Using medications to induce calm is generally considered less desirable than other methods of de-escalation but is often necessary to prevent injury.

Aggressive behavior in some patients can be a tremendous challenge for clinicians who work in mental health. If nonpharmacological interventions fail, medication may be necessary.

Research suggests that uncurbed aggressive behavior can rewire brain chemistry over time and lead to an increase in aggressive behavior. Halting aggressive behavior before it harms the patient or another person is critical, especially with acute onset. Using medications to induce calm is generally considered less desirable than other methods of de-escalation but is often necessary to prevent injury.

A meta-analysis published in European Psychiatry indicates that studies on pharmacologic interventions rarely compare all available medications. This article reviews and suggests fast-acting medications to calm patients from an agitated state to reduce patient harm.

The authors examined 53 randomized controlled trials including drug interventions in acute agitation. The authors looked for outcomes of calmness within 2 hours of administration measured by a level of change on scales assessing aggressive behavior and the number/severity of adverse events to determine the safety of the medications used.

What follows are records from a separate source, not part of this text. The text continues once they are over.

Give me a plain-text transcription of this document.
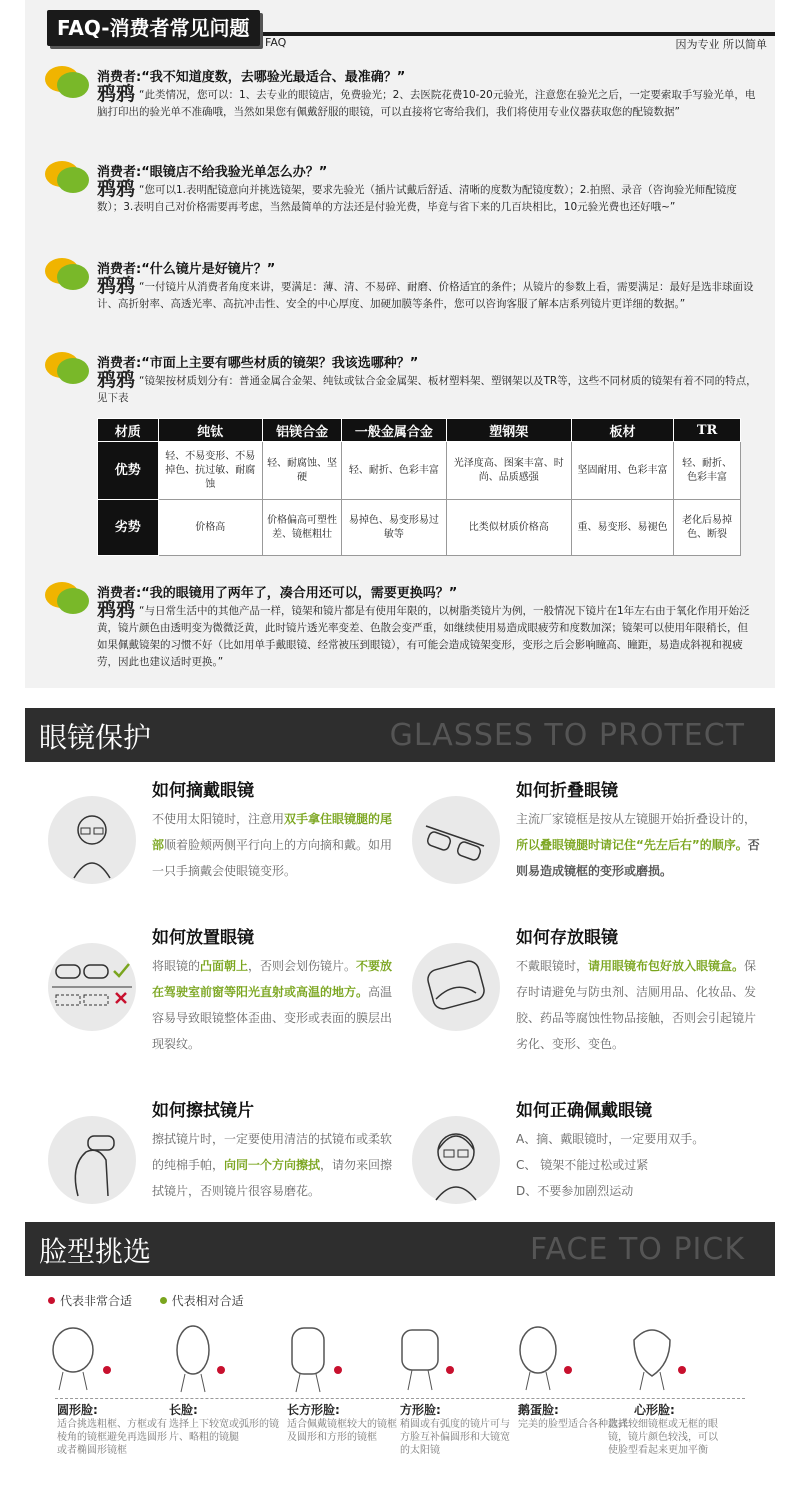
FAQ-消费者常见问题
FAQ	因为专业 所以简单
消费者:“我不知道度数，去哪验光最适合、最准确？”
鸦鸦 “此类情况，您可以：1、去专业的眼镜店，免费验光；2、去医院花费10-20元验光，注意您在验光之后，一定要索取手写验光单，电脑打印出的验光单不准确哦，当然如果您有佩戴舒服的眼镜，可以直接将它寄给我们，我们将使用专业仪器获取您的配镜数据”
消费者:“眼镜店不给我验光单怎么办？”
鸦鸦 “您可以1.表明配镜意向并挑选镜架，要求先验光（插片试戴后舒适、清晰的度数为配镜度数）；2.拍照、录音（咨询验光师配镜度数）；3.表明自己对价格需要再考虑，当然最简单的方法还是付验光费，毕竟与省下来的几百块相比，10元验光费也还好哦~”
消费者:“什么镜片是好镜片？”
鸦鸦 “一付镜片从消费者角度来讲，要满足：薄、清、不易碎、耐磨、价格适宜的条件；从镜片的参数上看，需要满足：最好是选非球面设计、高折射率、高透光率、高抗冲击性、安全的中心厚度、加硬加膜等条件，您可以咨询客服了解本店系列镜片更详细的数据。”
消费者:“市面上主要有哪些材质的镜架？我该选哪种？”
鸦鸦 “镜架按材质划分有：普通金属合金架、纯钛或钛合金金属架、板材塑料架、塑钢架以及TR等，这些不同材质的镜架有着不同的特点，见下表
材质	纯钛	铝镁合金	一般金属合金	塑钢架	板材	TR
优势	轻、不易变形、不易掉色、抗过敏、耐腐蚀	轻、耐腐蚀、坚硬	轻、耐折、色彩丰富	光泽度高、图案丰富、时尚、品质感强	坚固耐用、色彩丰富	轻、耐折、色彩丰富
劣势	价格高	价格偏高可塑性差、镜框粗壮	易掉色、易变形易过敏等	比类似材质价格高	重、易变形、易褪色	老化后易掉色、断裂
消费者:“我的眼镜用了两年了，凑合用还可以，需要更换吗？”
鸦鸦 “与日常生活中的其他产品一样，镜架和镜片都是有使用年限的，以树脂类镜片为例，一般情况下镜片在1年左右由于氧化作用开始泛黄，镜片颜色由透明变为微微泛黄，此时镜片透光率变差、色散会变严重，如继续使用易造成眼疲劳和度数加深；镜架可以使用年限稍长，但如果佩戴镜架的习惯不好（比如用单手戴眼镜、经常被压到眼镜），有可能会造成镜架变形，变形之后会影响瞳高、瞳距，易造成斜视和视疲劳，因此也建议适时更换。”
眼镜保护	GLASSES TO PROTECT
如何摘戴眼镜

不使用太阳镜时，注意用双手拿住眼镜腿的尾部顺着脸颊两侧平行向上的方向摘和戴。如用一只手摘戴会使眼镜变形。

如何折叠眼镜

主流厂家镜框是按从左镜腿开始折叠设计的，所以叠眼镜腿时请记住“先左后右”的顺序。否则易造成镜框的变形或磨损。

如何放置眼镜

将眼镜的凸面朝上，否则会划伤镜片。不要放在驾驶室前窗等阳光直射或高温的地方。高温容易导致眼镜整体歪曲、变形或表面的膜层出现裂纹。

如何存放眼镜

不戴眼镜时，请用眼镜布包好放入眼镜盒。保存时请避免与防虫剂、洁厕用品、化妆品、发胶、药品等腐蚀性物品接触，否则会引起镜片劣化、变形、变色。

如何擦拭镜片

擦拭镜片时，一定要使用清洁的拭镜布或柔软的纯棉手帕，向同一个方向擦拭，请勿来回擦拭镜片，否则镜片很容易磨花。

如何正确佩戴眼镜

A、摘、戴眼镜时，一定要用双手。
C、 镜架不能过松或过紧
D、不要参加剧烈运动

脸型挑选	FACE TO PICK
代表非常合适	代表相对合适
圆形脸:
适合挑选粗框、方框或有棱角的镜框避免再选圆形或者椭圆形镜框
长脸:
选择上下较宽或弧形的镜片、略粗的镜腿
长方形脸:
适合佩戴镜框较大的镜框及圆形和方形的镜框
方形脸:
稍圆或有弧度的镜片可与方脸互补偏圆形和大镜宽的太阳镜
鹅蛋脸:
完美的脸型适合各种款式
心形脸:
选择较细镜框或无框的眼镜，镜片颜色较浅，可以使脸型看起来更加平衡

The meta-analysis suggests that haloperidol (a first-generation antipsychotic) plus promethazine (an antihistamine) is the strongest contender in decreasing agitation and returning a patient to calmness within 2 hours. Olanzapine (an atypical antipsychotic) also shows a significant effect on inducing calm.

Midazolam (a benzodiazepine) and droperidol (antidopaminergic) have both been shown to be effective and cause a reduction in aggression quickly. However, the result may not be sustained, and repeated administration may increase side effects including oversedation and respiratory depression. For this reason, the authors suggest using these drugs in the emergency room setting only (because support measures would be available in the event of drug-related emergency).

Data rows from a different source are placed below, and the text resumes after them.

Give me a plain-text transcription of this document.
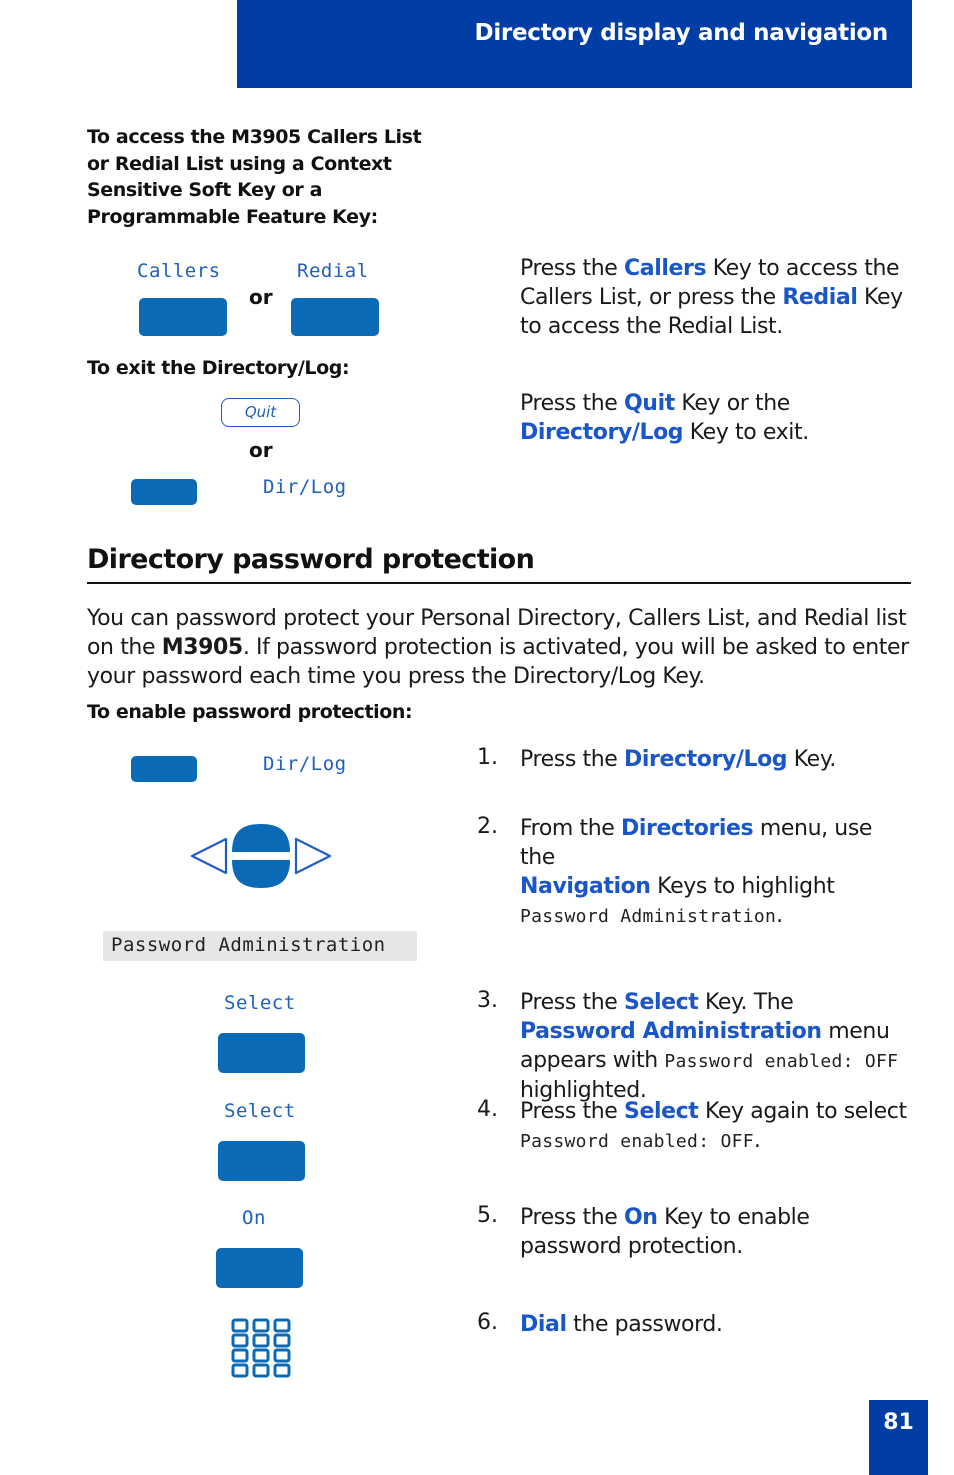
Directory display and navigation
To access the M3905 Callers List or Redial List using a Context Sensitive Soft Key or a Programmable Feature Key:
Callers	Redial
or
Press the Callers Key to access the Callers List, or press the Redial Key to access the Redial List.
To exit the Directory/Log:
Quit
or
Dir/Log
Press the Quit Key or the
Directory/Log Key to exit.
Directory password protection
You can password protect your Personal Directory, Callers List, and Redial list on the M3905. If password protection is activated, you will be asked to enter your password each time you press the Directory/Log Key.
To enable password protection:
Dir/Log
Password Administration
Select
Select
On
1. Press the Directory/Log Key.
2. From the Directories menu, use the
Navigation Keys to highlight
Password Administration.
3. Press the Select Key. The Password Administration menu appears with Password enabled: OFF highlighted.
4. Press the Select Key again to select
Password enabled: OFF.
5. Press the On Key to enable password protection.
6. Dial the password.
81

Most studies included in the analysis gave the medications through by intramuscular injection. Many healthcare providers in clinical practice prefer oral administration as it lends to better patient-staff collaboration.

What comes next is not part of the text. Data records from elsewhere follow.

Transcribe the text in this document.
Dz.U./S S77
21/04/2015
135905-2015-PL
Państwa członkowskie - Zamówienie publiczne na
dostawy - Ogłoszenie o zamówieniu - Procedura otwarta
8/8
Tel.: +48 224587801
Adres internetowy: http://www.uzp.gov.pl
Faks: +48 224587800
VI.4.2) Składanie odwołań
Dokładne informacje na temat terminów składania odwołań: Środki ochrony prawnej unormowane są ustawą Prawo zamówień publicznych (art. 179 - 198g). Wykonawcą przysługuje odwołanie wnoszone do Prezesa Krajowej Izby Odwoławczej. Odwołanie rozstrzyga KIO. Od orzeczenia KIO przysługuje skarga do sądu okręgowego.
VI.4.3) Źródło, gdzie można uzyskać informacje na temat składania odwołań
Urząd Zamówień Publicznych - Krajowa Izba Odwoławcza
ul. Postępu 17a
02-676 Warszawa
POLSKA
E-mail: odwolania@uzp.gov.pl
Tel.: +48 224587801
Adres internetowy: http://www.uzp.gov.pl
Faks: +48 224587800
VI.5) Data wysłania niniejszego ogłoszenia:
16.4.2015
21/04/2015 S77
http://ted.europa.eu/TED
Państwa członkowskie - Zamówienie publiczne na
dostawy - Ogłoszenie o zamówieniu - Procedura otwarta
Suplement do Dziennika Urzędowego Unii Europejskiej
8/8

Guidelines published over the years advocate the use of second-generation antipsychotics, but despite this recommendation doctors prefer the older antipsychotics and benzodiazepines. The researchers attribute this preference to clinical experience.

The authors conclude that recommendations are limited to the adult population, as few studies are available in juveniles and adolescents. Our knowledge base would benefit from a more in-depth look into pharmacological treatment of the young-adult population.


Bak M, Weltens I, Bervoets C, et al. The pharmacological management of agitated and aggressive behaviour: A systematic review and meta-analysis. Eur Psychiatry. 2019;57:78-100.